Updated

Rep. Jack Murtha, D-Pa., says he'd be willing to house prisoners from Guantanamo Bay in his congressional district if President Obama makes good on a plan to close the U.S. prison there.

As one of his first acts in office, the president circulated a draft Wednesday that would shut down Guantanamo Bay within a year.

Murtha only has a minimum security prison in his district. But he says he'd have no reservations about holding detainees there in a maximum security prison.

"Sure, I'd take 'em," said Murtha, an outspoken critic of the Iraq war. "They're no more dangerous in my district than in Guantanamo."
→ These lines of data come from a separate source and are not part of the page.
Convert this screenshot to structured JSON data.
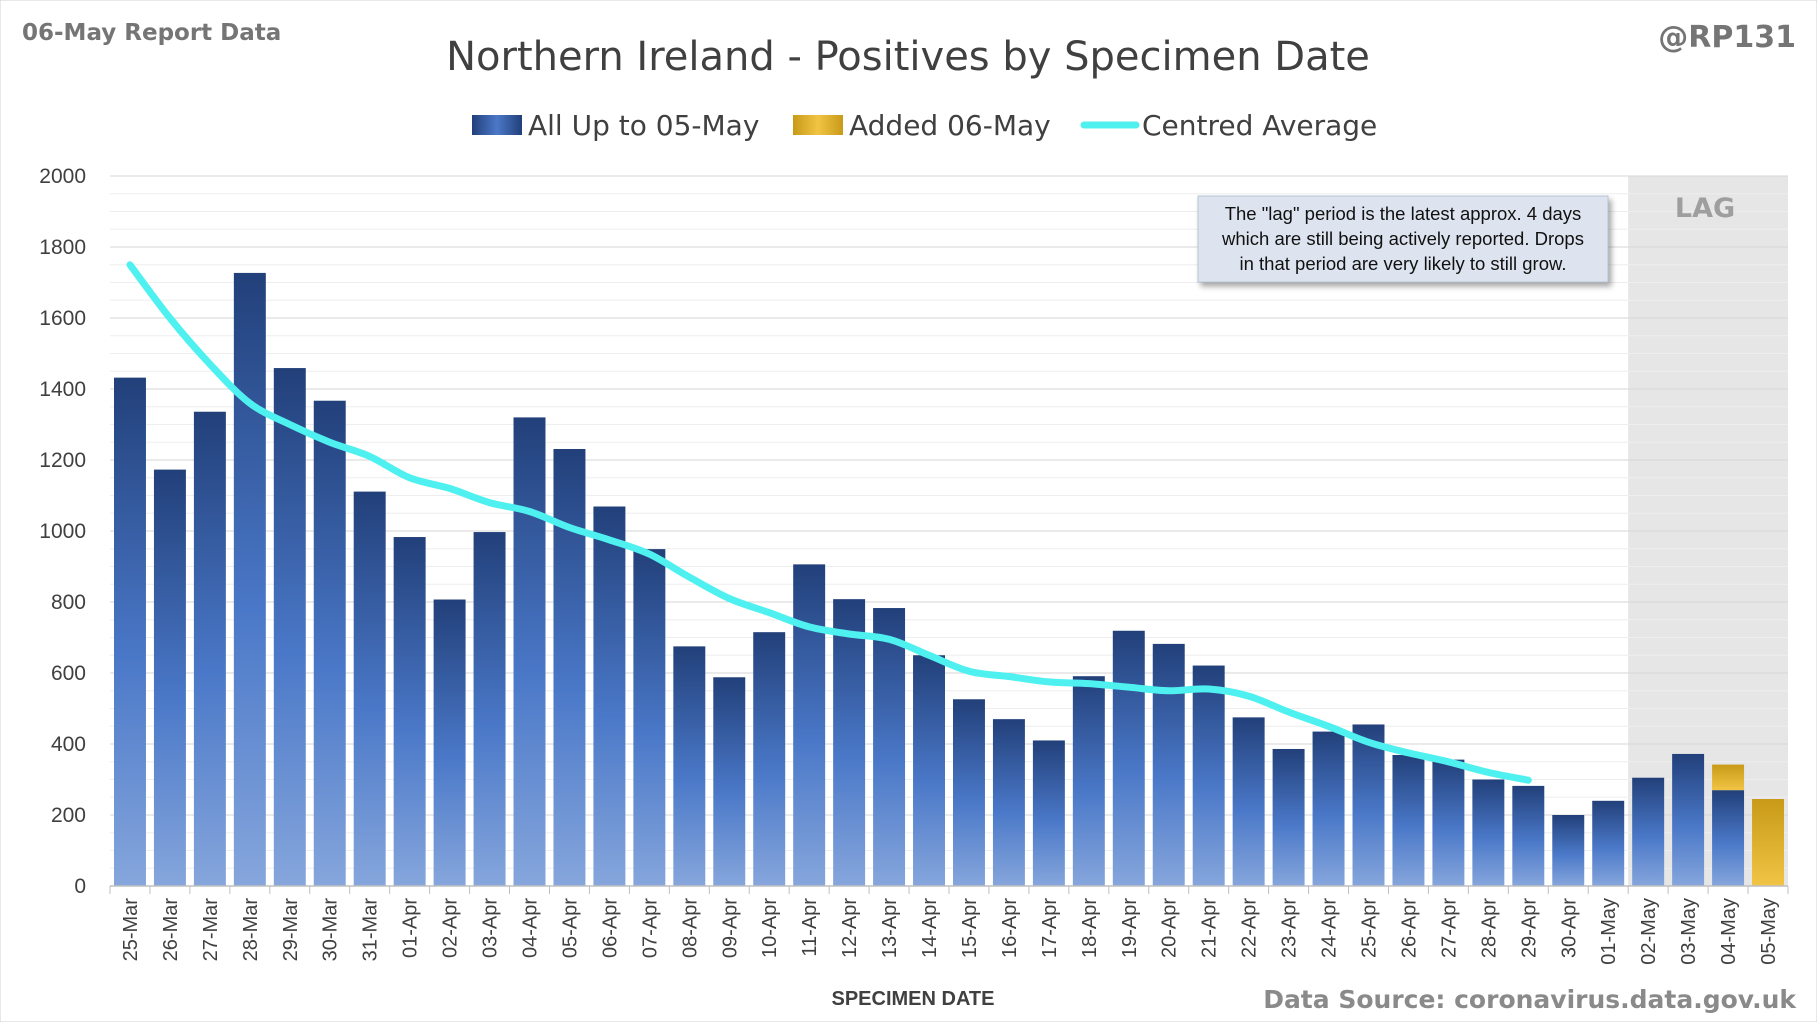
{
  "report_label": "06-May Report Data",
  "author": "@RP131",
  "source": "Data Source: coronavirus.data.gov.uk",
  "lag_label": "LAG",
  "note_lines": [
    "The \"lag\" period is the latest approx. 4 days",
    "which are still being actively reported.  Drops",
    "in that period are very likely to still grow."
  ],
  "colors": {
    "bar_dark": "#22407a",
    "bar_mid": "#4a78c8",
    "bar_light": "#86a6dc",
    "added_dark": "#c89a18",
    "added_light": "#f2c445",
    "average": "#4ff0f0",
    "lag_shade": "#e6e6e6",
    "note_bg": "#dde4ef"
  },
  "chart_data": {
    "type": "bar",
    "title": "Northern Ireland - Positives by Specimen Date",
    "xlabel": "SPECIMEN DATE",
    "ylabel": "",
    "ylim": [
      0,
      2000
    ],
    "yticks": [
      0,
      200,
      400,
      600,
      800,
      1000,
      1200,
      1400,
      1600,
      1800,
      2000
    ],
    "grid": true,
    "legend_position": "top",
    "lag_start_category": "02-May",
    "categories": [
      "25-Mar",
      "26-Mar",
      "27-Mar",
      "28-Mar",
      "29-Mar",
      "30-Mar",
      "31-Mar",
      "01-Apr",
      "02-Apr",
      "03-Apr",
      "04-Apr",
      "05-Apr",
      "06-Apr",
      "07-Apr",
      "08-Apr",
      "09-Apr",
      "10-Apr",
      "11-Apr",
      "12-Apr",
      "13-Apr",
      "14-Apr",
      "15-Apr",
      "16-Apr",
      "17-Apr",
      "18-Apr",
      "19-Apr",
      "20-Apr",
      "21-Apr",
      "22-Apr",
      "23-Apr",
      "24-Apr",
      "25-Apr",
      "26-Apr",
      "27-Apr",
      "28-Apr",
      "29-Apr",
      "30-Apr",
      "01-May",
      "02-May",
      "03-May",
      "04-May",
      "05-May"
    ],
    "series": [
      {
        "name": "All Up to 05-May",
        "kind": "bar",
        "values": [
          1432,
          1173,
          1336,
          1727,
          1459,
          1367,
          1111,
          983,
          807,
          997,
          1320,
          1231,
          1069,
          949,
          675,
          588,
          715,
          906,
          808,
          783,
          650,
          526,
          470,
          410,
          591,
          719,
          682,
          621,
          475,
          386,
          435,
          455,
          369,
          356,
          300,
          282,
          200,
          240,
          305,
          372,
          270,
          0
        ]
      },
      {
        "name": "Added 06-May",
        "kind": "bar",
        "values": [
          0,
          0,
          0,
          0,
          0,
          0,
          0,
          0,
          0,
          0,
          0,
          0,
          0,
          0,
          0,
          0,
          0,
          0,
          0,
          0,
          0,
          0,
          0,
          0,
          0,
          0,
          0,
          0,
          0,
          0,
          0,
          0,
          0,
          0,
          0,
          0,
          0,
          0,
          0,
          0,
          72,
          245
        ]
      },
      {
        "name": "Centred Average",
        "kind": "line",
        "values": [
          1750,
          1600,
          1470,
          1360,
          1300,
          1250,
          1210,
          1150,
          1120,
          1080,
          1055,
          1010,
          975,
          935,
          870,
          810,
          770,
          730,
          710,
          695,
          650,
          605,
          590,
          575,
          570,
          560,
          550,
          555,
          535,
          490,
          450,
          405,
          375,
          350,
          320,
          298,
          null,
          null,
          null,
          null,
          null,
          null
        ]
      }
    ]
  }
}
Murtha added that there was "no reason not to put 'em in prisons in the United States and handle them the way they would handle any other prisoners."

But that idea disturbs House Minority Leader John Boehner, R-Ohio.

"Most communities around America don't want dangerous terrorists imported into their neighborhoods," Boehner said in a statement.

"The key question is where do you put these terrorists?" Boehner asked.

Rep. Lamar Smith, R-Texas, is introducing a bill that outlaws the release of a known terrorist into the U.S. Smith, the ranking Republican on the House Judiciary Committee, said it would be appalling to close Guantanamo.

"If terrorists suddenly get the same rights as citizens, then we've turned the world upside down," Smith said. "We don't think there should be a limit to their detention as long as they are a clear and present danger."

House Armed Services Committee Chairman Ike Skelton, D-Mo., had hoped the president would close Guantanamo Bay. But he said he didn't know how best to handle the prisoners.

"They're very unsavory," Skelton said. "I don't know where you put them."

However Skelton didn't object to them staying in U.S. prisons so long as they weren't housed together.

For his part, Murtha was encouraged by Obama's proposal.

"I have said for two years that we should close down Guantanamo. Close it down. It's a sore in the United States' moral standards. What they have done there has hurt us," he said.

On Sept. 11, 2001, Murtha represented Shanksville, Pa., where one of the four hijacked planes crashed.